Tensions have been rising again along the Russian-Ukrainian border, with Kyiv and Washington raising the alarm at what they say is an unusual build-up of Russian troops.
Ukraine’s defence ministry claimed earlier this month that about 90,000 Russian soldiers were stationed near their border and in rebel-controlled areas in Ukraine’s east.
Units of the Russian 41st army have remained in Yelnya, a town 260 kilometres north of the Ukrainian border, according to the ministry.
“What we see is a significant, large Russian military build-up. We see an unusual concentration of troops. And we know that Russia has been willing to use these types of military capabilities before to conduct aggressive actions against Ukraine,” said NATO Secretary-General Jens Stoltenberg last week.
The comments came after reports that the United States warned the European Union that Moscow might be planning an invasion of its ex-Soviet neighbour.
Russian officials have denied they are planning incursions into Ukraine, citing what they called many threats from Ukraine and allegedly provocative actions by US warships in the Black Sea.

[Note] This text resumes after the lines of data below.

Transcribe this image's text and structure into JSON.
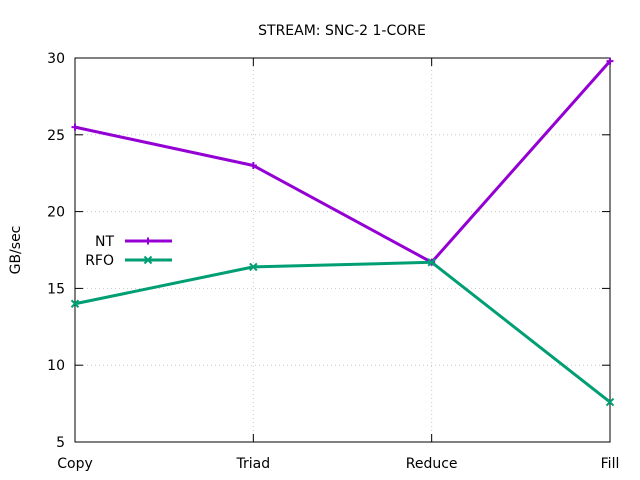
{
  "chart_data": {
    "type": "line",
    "title": "STREAM: SNC-2 1-CORE",
    "xlabel": "",
    "ylabel": "GB/sec",
    "categories": [
      "Copy",
      "Triad",
      "Reduce",
      "Fill"
    ],
    "ylim": [
      5,
      30
    ],
    "yticks": [
      5,
      10,
      15,
      20,
      25,
      30
    ],
    "grid": true,
    "legend_position": "left",
    "series": [
      {
        "name": "NT",
        "values": [
          25.5,
          23.0,
          16.7,
          29.8
        ],
        "color": "#9400d3",
        "marker": "plus"
      },
      {
        "name": "RFO",
        "values": [
          14.0,
          16.4,
          16.7,
          7.6
        ],
        "color": "#009e73",
        "marker": "cross"
      }
    ]
  }
}
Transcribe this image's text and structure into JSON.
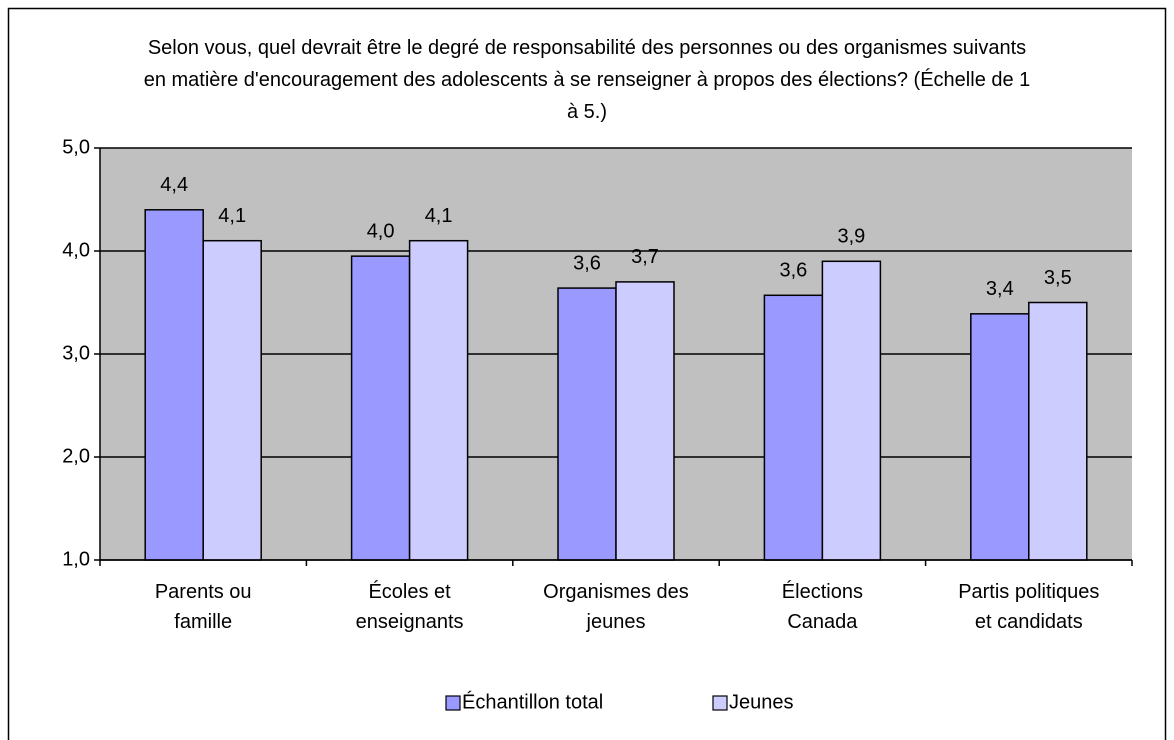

Russia has supported a separatist insurgency in eastern Ukraine that erupted shortly after Moscow’s 2014 annexation of the Crimean Peninsula. The conflict has left more than 14,000 people dead.
In the spring of this year, a massive build-up of Russian troops near the border raised concerns in Ukraine and in the West, fueling fears of an escalation of hostilities.
But the troops were eventually pulled out after a few weeks as US President Joe Biden held a summit with his Russian counterpart Vladimir Putin.
Could the latest military build-up be of a different nature, namely a prelude to a Russian invasion?
Euronews spoke to military and foreign policy experts to shed light on the Russian troops’ movements and their implications for Ukraine and its Western allies.
What do we know about Russia’s troops build-up?
“Some of the important deployments we actually only know from satellite imagery, which is, of course, not the most accurate way to know about things,” said Gustav Gressel, a senior policy fellow at the European Council on Foreign Relations (ECFR).